Les quelques épisodes de pluie et le temps froid noté durant le dernier hiver ont gelé la base des arbres en Mauricie. L’érablière Denis Bédard de Saint-Stanislas a déjà connu de meilleures saisons.

«Ce n’est pas fameux comme coulées, confirme René Bédard, de l’entreprise familiale. Ça coule, mais on n’a pas eu de bonnes coulées. On a 22 000 entailles. Il va falloir que ça vire de bord, mais la saison n’est pas finie.»
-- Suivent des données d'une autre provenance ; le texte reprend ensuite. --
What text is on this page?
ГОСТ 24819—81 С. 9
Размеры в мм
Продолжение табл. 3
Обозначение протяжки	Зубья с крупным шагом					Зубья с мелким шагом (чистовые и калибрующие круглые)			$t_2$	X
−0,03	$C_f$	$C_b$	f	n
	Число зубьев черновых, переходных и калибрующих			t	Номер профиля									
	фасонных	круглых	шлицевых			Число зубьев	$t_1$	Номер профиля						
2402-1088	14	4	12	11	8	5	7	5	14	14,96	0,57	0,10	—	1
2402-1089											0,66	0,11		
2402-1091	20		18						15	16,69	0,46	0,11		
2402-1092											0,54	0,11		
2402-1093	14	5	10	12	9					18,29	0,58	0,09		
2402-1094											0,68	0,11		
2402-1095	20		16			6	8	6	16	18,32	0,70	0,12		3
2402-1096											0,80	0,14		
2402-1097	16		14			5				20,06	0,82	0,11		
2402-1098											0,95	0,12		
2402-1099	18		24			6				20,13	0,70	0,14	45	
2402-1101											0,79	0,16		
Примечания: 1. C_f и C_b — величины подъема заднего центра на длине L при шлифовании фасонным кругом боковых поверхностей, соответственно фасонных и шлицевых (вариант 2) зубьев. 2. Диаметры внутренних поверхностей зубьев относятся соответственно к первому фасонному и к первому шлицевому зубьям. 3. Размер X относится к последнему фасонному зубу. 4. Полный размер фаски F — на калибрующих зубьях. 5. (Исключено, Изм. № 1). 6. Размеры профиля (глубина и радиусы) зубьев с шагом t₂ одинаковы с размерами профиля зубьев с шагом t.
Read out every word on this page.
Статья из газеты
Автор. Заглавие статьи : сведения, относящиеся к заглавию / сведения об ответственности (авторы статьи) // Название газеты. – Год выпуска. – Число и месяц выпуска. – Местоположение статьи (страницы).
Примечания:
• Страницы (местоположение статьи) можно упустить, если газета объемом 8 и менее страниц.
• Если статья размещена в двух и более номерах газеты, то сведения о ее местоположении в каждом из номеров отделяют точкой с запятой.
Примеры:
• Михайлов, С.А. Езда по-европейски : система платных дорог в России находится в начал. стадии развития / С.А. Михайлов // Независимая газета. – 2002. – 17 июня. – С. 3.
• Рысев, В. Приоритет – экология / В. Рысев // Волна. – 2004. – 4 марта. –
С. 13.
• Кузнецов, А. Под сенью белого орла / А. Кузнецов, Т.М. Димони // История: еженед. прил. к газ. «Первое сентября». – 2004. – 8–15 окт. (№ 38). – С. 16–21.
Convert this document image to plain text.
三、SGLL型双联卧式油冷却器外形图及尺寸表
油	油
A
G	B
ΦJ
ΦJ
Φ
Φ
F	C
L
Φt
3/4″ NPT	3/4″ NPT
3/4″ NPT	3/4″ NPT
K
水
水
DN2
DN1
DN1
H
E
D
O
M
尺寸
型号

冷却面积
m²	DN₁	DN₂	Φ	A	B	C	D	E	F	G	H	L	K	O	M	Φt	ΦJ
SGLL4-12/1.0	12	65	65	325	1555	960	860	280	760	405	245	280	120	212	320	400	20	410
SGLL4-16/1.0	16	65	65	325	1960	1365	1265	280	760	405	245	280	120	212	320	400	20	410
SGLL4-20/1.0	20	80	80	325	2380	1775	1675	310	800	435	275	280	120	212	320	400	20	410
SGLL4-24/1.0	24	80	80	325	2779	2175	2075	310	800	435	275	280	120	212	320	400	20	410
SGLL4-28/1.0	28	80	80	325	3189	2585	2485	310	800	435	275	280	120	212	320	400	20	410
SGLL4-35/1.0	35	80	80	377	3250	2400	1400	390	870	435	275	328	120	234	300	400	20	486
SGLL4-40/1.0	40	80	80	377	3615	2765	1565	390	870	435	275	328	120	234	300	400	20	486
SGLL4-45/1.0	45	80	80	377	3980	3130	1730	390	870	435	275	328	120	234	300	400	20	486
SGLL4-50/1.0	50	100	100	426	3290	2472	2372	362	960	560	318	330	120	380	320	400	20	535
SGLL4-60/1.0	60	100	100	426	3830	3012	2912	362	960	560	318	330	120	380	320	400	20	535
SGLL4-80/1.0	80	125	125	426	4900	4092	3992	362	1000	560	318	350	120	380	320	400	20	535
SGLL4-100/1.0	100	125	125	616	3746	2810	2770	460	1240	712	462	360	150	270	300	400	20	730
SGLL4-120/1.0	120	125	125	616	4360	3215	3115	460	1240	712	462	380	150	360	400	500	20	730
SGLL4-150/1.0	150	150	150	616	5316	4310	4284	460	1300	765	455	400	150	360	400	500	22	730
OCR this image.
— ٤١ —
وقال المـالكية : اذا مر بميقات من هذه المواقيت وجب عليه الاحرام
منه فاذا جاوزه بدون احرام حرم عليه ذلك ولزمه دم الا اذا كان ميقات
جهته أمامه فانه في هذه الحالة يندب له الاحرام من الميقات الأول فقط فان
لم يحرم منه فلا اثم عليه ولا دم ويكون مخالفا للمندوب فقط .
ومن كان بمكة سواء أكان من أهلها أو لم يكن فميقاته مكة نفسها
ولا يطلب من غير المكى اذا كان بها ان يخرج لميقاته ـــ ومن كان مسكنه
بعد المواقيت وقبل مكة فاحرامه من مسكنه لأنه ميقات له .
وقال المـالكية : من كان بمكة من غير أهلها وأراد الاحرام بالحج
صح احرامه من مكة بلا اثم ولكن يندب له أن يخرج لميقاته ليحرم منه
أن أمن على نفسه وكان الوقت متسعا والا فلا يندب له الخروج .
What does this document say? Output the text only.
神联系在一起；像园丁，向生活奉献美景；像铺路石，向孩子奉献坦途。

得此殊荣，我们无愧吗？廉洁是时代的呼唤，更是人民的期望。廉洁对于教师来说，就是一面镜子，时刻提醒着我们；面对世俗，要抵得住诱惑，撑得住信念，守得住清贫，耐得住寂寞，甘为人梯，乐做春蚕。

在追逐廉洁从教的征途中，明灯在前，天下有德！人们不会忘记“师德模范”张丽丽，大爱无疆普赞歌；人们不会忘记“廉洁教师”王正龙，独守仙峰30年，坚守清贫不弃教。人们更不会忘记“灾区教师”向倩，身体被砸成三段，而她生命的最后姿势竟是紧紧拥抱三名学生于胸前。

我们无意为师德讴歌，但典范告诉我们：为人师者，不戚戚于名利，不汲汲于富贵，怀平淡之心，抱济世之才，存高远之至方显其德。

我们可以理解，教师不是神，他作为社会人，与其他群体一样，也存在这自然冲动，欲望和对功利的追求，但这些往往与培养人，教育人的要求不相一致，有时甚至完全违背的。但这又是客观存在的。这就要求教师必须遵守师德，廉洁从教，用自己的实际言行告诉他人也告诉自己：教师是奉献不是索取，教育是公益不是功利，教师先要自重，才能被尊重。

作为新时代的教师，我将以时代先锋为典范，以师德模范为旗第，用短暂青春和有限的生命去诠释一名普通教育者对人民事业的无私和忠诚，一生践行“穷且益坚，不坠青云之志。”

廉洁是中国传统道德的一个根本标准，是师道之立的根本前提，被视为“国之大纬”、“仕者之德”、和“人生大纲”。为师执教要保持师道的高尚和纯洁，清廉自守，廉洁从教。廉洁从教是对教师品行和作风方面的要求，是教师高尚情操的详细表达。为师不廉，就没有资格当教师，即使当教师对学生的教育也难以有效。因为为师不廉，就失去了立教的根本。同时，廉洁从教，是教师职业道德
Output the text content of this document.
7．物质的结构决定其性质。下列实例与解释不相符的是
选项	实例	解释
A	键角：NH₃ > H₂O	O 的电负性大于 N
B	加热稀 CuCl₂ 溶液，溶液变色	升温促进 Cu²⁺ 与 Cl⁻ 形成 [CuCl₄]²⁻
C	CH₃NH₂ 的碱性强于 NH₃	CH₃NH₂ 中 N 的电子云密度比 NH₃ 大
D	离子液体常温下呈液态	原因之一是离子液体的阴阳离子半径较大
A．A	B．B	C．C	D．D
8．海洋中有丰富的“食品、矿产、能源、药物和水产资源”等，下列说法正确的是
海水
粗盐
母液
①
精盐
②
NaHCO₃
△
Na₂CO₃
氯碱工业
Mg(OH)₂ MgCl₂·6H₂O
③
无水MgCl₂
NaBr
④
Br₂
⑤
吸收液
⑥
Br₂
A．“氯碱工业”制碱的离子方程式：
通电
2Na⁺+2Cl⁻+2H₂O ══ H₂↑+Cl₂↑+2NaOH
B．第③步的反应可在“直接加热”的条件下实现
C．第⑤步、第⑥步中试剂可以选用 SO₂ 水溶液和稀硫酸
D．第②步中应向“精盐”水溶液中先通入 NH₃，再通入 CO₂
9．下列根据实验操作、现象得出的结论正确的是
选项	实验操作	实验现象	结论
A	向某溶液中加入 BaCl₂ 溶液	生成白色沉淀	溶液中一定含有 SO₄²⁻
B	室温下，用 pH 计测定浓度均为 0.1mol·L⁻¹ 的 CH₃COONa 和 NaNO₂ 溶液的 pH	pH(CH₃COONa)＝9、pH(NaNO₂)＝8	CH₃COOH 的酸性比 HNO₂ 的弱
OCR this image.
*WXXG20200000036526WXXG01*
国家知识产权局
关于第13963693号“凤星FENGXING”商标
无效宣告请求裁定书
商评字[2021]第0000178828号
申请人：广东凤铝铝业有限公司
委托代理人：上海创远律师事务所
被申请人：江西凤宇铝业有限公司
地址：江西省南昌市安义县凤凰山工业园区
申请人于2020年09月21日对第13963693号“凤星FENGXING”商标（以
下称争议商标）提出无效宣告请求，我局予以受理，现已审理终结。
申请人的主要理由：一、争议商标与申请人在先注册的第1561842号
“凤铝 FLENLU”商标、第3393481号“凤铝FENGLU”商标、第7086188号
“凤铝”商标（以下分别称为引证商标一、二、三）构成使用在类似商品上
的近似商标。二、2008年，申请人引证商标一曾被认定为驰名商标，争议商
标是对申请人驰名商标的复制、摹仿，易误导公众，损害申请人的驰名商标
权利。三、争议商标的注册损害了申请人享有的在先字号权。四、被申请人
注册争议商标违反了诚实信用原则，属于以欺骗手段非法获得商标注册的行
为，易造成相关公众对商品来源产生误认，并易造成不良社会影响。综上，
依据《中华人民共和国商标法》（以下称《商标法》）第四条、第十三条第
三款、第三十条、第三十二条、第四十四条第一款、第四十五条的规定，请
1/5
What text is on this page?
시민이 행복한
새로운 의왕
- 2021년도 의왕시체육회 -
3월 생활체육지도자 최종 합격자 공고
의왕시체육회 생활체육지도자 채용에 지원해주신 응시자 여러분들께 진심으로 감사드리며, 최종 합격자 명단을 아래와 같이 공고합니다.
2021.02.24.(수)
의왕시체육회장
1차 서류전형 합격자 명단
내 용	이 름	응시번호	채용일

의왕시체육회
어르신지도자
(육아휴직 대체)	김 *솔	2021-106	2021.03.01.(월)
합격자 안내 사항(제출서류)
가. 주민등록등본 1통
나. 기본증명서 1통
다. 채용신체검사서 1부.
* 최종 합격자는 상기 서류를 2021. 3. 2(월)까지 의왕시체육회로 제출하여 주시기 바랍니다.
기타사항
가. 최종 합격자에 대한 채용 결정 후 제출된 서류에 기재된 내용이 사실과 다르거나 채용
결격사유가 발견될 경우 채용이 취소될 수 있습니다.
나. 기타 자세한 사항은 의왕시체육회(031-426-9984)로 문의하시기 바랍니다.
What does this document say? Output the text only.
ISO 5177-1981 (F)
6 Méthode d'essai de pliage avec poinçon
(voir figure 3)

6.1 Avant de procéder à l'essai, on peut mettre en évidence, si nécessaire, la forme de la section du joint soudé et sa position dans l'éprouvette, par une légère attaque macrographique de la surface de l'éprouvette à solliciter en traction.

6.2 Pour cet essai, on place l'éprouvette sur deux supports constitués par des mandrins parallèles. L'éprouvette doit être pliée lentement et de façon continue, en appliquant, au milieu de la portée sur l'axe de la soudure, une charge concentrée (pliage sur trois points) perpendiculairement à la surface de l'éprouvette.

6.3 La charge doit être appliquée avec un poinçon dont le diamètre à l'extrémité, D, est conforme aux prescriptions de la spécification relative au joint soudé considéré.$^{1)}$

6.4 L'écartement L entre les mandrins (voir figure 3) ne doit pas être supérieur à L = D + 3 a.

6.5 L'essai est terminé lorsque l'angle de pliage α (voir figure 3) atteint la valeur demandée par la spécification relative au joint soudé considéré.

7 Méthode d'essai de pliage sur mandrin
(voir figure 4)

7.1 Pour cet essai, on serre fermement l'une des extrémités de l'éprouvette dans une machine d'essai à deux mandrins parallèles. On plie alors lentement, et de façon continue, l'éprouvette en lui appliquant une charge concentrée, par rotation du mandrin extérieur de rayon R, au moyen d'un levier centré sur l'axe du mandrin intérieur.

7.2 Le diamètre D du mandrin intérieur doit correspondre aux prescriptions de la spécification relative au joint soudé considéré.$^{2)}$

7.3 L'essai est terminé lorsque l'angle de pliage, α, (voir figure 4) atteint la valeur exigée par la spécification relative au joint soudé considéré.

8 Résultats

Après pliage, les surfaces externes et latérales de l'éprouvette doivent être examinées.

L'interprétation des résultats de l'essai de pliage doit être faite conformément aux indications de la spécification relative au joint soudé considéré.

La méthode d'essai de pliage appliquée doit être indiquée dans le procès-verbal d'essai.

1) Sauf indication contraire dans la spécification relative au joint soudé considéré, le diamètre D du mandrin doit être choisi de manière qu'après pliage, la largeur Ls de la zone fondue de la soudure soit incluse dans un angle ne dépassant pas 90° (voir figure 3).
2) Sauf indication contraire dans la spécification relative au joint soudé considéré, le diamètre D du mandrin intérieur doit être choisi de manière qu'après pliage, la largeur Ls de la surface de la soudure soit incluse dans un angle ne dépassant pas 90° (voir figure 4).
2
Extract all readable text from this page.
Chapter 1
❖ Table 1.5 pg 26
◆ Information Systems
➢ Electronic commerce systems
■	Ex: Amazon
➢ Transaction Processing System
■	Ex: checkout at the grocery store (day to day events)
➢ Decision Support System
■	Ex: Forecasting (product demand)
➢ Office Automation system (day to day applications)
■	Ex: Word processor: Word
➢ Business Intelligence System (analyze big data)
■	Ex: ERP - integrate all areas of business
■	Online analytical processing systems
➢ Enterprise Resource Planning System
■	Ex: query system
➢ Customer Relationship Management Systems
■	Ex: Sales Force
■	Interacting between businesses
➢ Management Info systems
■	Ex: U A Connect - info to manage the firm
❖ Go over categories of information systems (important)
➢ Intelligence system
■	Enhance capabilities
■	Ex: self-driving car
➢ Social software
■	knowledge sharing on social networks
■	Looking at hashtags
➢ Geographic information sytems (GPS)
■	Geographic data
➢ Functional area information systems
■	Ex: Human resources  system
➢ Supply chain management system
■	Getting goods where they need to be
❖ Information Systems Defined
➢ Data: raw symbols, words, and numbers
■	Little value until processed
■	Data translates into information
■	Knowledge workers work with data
Stéphane Ladouceur, propriétaire de la cabane Ladouceur de Saint-Justin, confirme que certains de ses arbres sont encore gelés.

«Ce n’est pas égal. Les arbres du côté soleil, la coulée est bonne. Côté nord, c’est pourri. La saison, jusqu’à maintenant, c’est correct. Mais il faudrait que ça coule entre quatre ou cinq jours pour avoir une vraie bonne saison.»

M. Ladouceur souhaite qu’une bonne pluie s’abatte toute une journée sur la Mauricie pour dégeler les arbres dont la base est toujours coincée dans la glace. Un souhait partagé par Éric Bouchard, producteur de Hérouxville et président du Syndicat des acériculteurs de la Mauricie.

«On a des journées, en théorie, qui sont favorables pour la coulée. Mais la croûte de glace ne part pas. L’eau d’érable passe par petites quantités. Elle est sucrée, mais peu abondante. On est en retard dans la production et c’est comme ça pour plusieurs régions du Québec. Mais les prochaines semaines peuvent être exceptionnelles. En avril, ça peut changer vite. En deux bonnes semaines de production, on aurait une saison correcte.»

Le portrait est à l’opposé à l’érablière Prince de Saint-Wenceslas. Selon Fanny Prince, la moyenne des coulées est bonne.

«Ça coule bien chez nous. On a eu des années plus impressionnantes, mais on est satisfait de la production et le sirop est beau.»

Gros week-end de Pâques
La coulée a beau varier d’une rive à l’autre du Saint-Laurent, la popularité des repas de cabane à sucre durant la longue fin de semaine de Pâques se maintient, peu importe le lieu des érablières. Les employés des cabanes à sucre n’ont pas chômé au cours des derniers jours: la majorité des établissements affichaient complet en raison de la tradition des repas de Pâques partagés en familles.

L’érablière Denis Bédard attendait plus de 2000 personnes en fin de semaine. L’érablière Prince a accueilli quelque 2000 visiteurs.

À la cabane à sucre Ladouceur, plus de 1100 clients ont été servis de samedi à lundi midi, dont 280 pour la tablée du dimanche midi.